Entre essa e outras estratégias
subjacentes às mensagens publicitárias, encontramos as já acima abordadas da obsolescência
embutida ou planeada dos bens[1];
da ambiguidade generativa das mensagens publicitárias[2];
o recurso recorrente à sexualidade e ao glamour
e à imagem projetada de felicidade na posse do bem; e também a mistificação[3]

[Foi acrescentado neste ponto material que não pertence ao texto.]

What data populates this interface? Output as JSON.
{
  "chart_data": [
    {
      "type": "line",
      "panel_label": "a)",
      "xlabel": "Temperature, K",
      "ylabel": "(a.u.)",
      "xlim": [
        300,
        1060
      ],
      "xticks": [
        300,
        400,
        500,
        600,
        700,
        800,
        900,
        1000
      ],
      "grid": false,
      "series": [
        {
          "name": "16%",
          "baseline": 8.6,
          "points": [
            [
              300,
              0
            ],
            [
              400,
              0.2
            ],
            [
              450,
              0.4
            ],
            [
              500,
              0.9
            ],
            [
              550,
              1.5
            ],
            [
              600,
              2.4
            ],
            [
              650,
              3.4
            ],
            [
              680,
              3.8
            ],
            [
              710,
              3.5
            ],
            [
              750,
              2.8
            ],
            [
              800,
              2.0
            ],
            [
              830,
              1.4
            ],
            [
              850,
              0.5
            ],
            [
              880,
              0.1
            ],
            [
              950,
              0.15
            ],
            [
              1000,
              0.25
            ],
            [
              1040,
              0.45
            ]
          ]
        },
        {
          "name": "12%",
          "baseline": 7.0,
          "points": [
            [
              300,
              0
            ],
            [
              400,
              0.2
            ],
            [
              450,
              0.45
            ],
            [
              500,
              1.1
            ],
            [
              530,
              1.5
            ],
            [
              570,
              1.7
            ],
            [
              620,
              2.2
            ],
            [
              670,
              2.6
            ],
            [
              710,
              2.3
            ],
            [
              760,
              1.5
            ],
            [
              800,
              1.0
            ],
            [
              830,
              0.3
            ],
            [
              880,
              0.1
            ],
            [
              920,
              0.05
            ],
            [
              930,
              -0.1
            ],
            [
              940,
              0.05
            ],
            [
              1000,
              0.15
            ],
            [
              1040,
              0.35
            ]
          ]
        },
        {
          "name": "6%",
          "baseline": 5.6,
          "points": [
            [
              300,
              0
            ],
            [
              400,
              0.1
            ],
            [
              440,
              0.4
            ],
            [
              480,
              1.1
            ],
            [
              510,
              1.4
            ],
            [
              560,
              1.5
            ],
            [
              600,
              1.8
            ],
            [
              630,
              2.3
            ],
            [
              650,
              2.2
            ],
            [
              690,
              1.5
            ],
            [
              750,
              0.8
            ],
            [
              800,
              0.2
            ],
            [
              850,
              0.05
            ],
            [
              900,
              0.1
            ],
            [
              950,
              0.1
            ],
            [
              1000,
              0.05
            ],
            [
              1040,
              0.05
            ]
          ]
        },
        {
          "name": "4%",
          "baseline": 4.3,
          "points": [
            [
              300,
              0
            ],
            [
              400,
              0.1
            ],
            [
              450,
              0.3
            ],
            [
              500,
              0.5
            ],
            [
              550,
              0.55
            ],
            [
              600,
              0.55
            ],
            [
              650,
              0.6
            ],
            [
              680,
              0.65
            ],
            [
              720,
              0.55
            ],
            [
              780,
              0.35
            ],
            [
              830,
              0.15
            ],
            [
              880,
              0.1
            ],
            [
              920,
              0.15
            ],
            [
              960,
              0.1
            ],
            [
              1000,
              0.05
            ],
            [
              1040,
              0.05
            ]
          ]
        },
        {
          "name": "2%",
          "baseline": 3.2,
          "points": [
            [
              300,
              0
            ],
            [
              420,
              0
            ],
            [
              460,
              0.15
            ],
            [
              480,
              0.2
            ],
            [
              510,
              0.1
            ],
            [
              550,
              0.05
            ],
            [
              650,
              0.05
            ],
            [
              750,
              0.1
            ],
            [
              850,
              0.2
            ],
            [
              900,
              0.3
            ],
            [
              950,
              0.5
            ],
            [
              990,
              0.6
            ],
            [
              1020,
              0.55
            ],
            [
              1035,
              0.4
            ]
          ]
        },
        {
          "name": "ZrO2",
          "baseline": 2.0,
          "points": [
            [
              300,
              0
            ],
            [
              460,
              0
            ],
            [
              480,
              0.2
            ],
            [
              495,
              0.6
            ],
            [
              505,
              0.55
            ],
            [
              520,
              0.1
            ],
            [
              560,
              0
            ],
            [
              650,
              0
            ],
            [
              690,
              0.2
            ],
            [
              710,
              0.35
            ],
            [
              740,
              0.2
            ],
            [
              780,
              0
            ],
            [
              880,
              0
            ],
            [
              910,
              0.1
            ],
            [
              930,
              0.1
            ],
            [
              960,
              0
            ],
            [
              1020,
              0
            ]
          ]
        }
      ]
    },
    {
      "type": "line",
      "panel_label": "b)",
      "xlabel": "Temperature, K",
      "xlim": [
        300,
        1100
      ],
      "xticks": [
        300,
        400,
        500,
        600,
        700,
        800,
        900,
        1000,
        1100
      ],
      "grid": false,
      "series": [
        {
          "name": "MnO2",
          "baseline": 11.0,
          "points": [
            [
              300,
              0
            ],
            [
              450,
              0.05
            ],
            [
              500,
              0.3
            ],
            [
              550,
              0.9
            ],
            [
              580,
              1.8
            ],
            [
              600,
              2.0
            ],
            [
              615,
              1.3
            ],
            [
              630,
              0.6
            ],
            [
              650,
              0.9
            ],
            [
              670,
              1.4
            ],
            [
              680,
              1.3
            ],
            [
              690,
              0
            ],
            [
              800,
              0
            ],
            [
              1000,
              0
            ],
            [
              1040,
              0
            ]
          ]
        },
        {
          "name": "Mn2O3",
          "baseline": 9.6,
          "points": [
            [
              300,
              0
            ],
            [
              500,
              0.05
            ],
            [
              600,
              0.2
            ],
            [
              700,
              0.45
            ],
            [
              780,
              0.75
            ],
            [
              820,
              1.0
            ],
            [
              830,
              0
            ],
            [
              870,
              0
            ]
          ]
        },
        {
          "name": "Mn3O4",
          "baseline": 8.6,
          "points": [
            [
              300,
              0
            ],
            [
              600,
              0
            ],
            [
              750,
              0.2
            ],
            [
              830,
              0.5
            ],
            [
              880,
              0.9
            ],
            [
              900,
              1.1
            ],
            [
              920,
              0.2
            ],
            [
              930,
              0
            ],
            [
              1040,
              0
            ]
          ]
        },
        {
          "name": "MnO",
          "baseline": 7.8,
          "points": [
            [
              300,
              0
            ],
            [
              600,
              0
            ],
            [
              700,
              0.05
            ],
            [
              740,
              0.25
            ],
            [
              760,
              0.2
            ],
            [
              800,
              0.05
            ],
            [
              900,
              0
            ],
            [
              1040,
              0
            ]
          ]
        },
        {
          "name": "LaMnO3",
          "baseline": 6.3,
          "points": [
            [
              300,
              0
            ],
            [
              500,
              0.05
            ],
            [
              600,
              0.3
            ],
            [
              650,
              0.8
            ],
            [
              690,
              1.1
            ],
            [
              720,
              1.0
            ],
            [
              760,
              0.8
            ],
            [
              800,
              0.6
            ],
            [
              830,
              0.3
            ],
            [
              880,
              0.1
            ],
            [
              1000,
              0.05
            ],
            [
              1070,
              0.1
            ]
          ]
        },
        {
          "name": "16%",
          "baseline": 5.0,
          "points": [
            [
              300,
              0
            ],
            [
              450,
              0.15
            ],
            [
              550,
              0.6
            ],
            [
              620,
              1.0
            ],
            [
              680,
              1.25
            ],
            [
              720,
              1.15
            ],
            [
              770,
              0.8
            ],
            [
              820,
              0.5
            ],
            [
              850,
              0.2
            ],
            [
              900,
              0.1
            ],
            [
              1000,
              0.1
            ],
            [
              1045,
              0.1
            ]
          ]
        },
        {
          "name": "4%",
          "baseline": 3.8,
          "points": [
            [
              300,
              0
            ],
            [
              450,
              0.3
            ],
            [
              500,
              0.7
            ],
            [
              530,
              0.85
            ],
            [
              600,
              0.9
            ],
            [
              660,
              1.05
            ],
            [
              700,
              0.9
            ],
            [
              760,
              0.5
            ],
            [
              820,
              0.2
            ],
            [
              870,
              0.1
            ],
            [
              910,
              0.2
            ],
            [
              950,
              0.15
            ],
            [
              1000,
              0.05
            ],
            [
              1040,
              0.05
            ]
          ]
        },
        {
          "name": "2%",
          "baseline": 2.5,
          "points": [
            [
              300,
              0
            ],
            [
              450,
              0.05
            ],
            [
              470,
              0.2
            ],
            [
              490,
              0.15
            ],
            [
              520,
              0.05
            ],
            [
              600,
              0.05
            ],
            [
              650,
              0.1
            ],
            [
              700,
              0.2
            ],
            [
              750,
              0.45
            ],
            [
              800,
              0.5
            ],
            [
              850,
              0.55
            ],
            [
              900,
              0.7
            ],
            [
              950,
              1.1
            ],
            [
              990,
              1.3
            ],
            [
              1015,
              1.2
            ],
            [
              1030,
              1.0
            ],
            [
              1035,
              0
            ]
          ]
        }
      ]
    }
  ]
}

que muitas vezes é utilizada na promoção desses bens, com recurso a referências
diretas ou indiretas a obras de arte, oferecendo a ideia de luxo, unicidade e
valor cultural ao bem publicitado.
Pedro
Penaguião
[1] Esta estratégia induz os consumidores a participarem no fluxo
desregrado da economia, de forma a dinamizá-la com uma sua renovação
permanente, ainda que desnecessária, através de uma produção exploratória da
mão-de-obra dessas mesmas pessoas, que cedo foram familiarizadas com a ideia de
alienar esse seu tempo presente, através da futura aquisição de um bem
idealizado.
[2] Pelo facto de muitas vezes os anúncios não especificarem o que está a
ser vendido, o consumidor projeta-se na narrativa associada aos mesmos.
[3] Segundo J. Berger, as imagens do passado terão sido mistificadas em
função da pressão de uma minoria privilegiada em inventar uma história que
permitisse justificar o papel da classe governante. Era assim antigamente com
as obras de arte do passado, e é assim atualmente com a referência publicitária
às obras do cânone artístico e cultural, com a transmissibilidade do
significado e da autoridade das obras artísticas para o mundo publicitário.